現在でもエジプトの全域からセンウセレト1世にまつわる遺跡が残されていて、中でも治世30年目建設されたヘリオポリスのオベリスクは立った状態のまま現存する。

晩年の治世42年目頃に王子「アメンエムハト2世」を共同統治者に任命し、少なくとも3年は共同統治を行った。

アメンエムハト2世の時代、湿地が広がるファイユーム地方が農耕、狩猟、漁業などに適していることが知られるようになり、大規模な干拓事業が着工された。

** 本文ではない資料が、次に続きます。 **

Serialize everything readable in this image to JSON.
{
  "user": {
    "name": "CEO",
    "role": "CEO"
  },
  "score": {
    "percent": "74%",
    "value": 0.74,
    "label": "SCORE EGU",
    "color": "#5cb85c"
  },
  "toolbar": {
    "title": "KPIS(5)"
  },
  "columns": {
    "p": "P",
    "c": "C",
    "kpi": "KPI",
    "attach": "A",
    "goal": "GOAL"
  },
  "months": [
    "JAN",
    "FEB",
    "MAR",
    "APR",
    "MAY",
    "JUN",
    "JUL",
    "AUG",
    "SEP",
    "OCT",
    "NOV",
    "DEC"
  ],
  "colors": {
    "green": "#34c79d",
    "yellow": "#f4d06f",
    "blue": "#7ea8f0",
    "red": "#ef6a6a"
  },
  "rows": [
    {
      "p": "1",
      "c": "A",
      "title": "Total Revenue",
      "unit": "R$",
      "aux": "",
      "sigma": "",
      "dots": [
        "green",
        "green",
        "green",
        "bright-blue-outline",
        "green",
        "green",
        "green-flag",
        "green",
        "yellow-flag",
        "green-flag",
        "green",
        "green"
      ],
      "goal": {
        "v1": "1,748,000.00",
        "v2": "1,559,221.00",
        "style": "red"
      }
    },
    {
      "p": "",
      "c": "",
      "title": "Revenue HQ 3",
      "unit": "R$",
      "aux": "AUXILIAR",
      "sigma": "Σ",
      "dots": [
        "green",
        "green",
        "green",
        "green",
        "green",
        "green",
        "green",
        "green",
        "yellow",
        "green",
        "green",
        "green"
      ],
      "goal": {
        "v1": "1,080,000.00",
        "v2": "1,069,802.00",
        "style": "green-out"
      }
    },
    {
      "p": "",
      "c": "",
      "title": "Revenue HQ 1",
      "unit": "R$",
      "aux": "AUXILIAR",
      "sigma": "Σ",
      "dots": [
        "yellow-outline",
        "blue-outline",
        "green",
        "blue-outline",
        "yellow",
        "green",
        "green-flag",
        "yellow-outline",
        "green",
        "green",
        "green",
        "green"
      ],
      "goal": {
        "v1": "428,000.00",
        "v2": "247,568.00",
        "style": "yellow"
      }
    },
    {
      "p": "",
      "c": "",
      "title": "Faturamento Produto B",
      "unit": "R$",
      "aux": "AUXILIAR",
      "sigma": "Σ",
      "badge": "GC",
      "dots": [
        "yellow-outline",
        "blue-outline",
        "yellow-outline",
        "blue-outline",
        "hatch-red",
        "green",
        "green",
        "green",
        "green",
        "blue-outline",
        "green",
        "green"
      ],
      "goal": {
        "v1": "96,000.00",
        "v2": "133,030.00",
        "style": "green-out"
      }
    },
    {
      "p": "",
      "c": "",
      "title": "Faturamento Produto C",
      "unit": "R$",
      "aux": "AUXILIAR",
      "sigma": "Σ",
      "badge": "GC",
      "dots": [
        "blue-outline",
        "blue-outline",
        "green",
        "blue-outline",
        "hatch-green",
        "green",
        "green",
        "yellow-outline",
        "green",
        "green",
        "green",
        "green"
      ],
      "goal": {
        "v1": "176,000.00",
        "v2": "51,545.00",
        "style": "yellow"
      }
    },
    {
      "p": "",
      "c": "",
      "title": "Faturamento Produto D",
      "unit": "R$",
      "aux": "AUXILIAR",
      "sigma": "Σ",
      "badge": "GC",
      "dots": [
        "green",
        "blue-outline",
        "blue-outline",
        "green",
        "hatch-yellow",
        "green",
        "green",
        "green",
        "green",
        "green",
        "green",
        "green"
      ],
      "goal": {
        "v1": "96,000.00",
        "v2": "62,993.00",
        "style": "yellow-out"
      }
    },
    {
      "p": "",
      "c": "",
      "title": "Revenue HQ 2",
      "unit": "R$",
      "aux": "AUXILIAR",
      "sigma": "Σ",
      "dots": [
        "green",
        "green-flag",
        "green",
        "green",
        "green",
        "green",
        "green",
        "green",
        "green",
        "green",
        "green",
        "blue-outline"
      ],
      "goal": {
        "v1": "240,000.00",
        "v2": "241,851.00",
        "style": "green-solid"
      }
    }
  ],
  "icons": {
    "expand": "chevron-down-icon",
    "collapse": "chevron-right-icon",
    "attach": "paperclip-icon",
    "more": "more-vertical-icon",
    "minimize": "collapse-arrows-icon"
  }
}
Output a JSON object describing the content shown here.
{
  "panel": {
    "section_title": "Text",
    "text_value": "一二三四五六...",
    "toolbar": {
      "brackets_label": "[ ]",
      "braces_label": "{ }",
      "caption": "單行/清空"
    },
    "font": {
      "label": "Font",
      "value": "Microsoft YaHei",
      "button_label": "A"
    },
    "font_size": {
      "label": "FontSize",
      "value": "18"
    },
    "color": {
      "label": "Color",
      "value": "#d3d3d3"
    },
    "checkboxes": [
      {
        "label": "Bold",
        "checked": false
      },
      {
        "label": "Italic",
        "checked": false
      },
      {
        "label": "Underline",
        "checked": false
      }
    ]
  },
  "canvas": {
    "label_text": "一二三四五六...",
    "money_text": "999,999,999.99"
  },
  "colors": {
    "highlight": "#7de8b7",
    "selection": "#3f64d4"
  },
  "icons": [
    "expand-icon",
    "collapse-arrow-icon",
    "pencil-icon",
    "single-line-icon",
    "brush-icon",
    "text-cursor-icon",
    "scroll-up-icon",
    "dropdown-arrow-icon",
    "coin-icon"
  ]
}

アメンエムハト1世の代から行われてきた対外遠征は紅海にまで到達し、プント国への遠征なども積極的に行った。また、レバント地域との外交関係が密接化した。ビブロスからはアメンエムハト2世のお宝が出土しているし、エジプト側からもバビロニアやエーゲ海地域など各地のお宝が納められた箱が見つかっている。(蓋にはアメンエムハト2世の名が刻まれている。)エジプトで活動する外国人の数が徐々に増え、外国系の名前が記された遺物が多数残されるようになった。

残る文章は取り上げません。